The Princess Royal came to Borough High Street on Tuesday to open a new centre for research into age-related diseases at the Guy's Campus of King's College London.

HRH The Princess Royal with Lord and Lady Wolfson
HRH The Princess Royal with Lord and Lady Wolfson


The numbers of people suffering from stroke and dementia continue to rise as the population of the UK ages, but at present our ability to repair a damaged brain is limited. Now a new centre at the Guy's Campus of King's College London in Borough High Street brings leading clinical researchers and basic scientists under one roof, with the aim of developing treatments for age-related diseases.

The Wolfson Centre for Age-Related Diseases, opened by the Princess Royal this week, houses world experts in brain development, stem cells, neurodegenerative diseases, and brain repair. Working together and sharing their expertise will help the researchers to answer more complex questions about dementia, Parkinson's and stroke, and enable research findings to be more rapidly translated into therapies.

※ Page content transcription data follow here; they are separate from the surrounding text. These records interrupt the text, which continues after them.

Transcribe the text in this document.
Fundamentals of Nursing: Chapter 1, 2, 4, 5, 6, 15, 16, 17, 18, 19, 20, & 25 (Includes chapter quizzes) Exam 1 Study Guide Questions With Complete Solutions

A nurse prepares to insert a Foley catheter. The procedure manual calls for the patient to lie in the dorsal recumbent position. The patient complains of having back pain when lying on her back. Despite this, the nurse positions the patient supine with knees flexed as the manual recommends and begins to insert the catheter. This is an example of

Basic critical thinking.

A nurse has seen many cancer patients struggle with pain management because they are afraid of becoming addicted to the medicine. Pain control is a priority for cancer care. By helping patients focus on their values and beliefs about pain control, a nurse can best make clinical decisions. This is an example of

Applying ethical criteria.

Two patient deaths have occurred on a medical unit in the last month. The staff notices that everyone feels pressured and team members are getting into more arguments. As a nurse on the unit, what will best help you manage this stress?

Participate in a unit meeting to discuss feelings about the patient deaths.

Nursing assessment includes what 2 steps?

Professor Patrick Doherty, Head and co-Director of the Wolfson Centre is excited about what the new centre could achieve. "We have assembled a team of outstanding scientists who on their own might have had some impact on this problem; but by working together we aim to make a substantial difference," he said.

Professor Clive Ballard, co-Director of the Centre explained why this centre is so important: "Neurodegenerative diseases are a major problem in this aging society. In the UK alone, over 700,000 people are suffering from dementia. Many of the current treatments only control the symptoms of these diseases, but by understanding more about the brain we might be able to develop therapies that prevent further degeneration, or even begin to repair the damage."

The Wolfson Centre for Age-Related Diseases places King's College London at the forefront of research into age-related diseases. Funded by a 6 million donation from the Wolfson Foundation, the state-of- the-art building provides laboratory and office space for 25 research groups around an atrium entrance hall.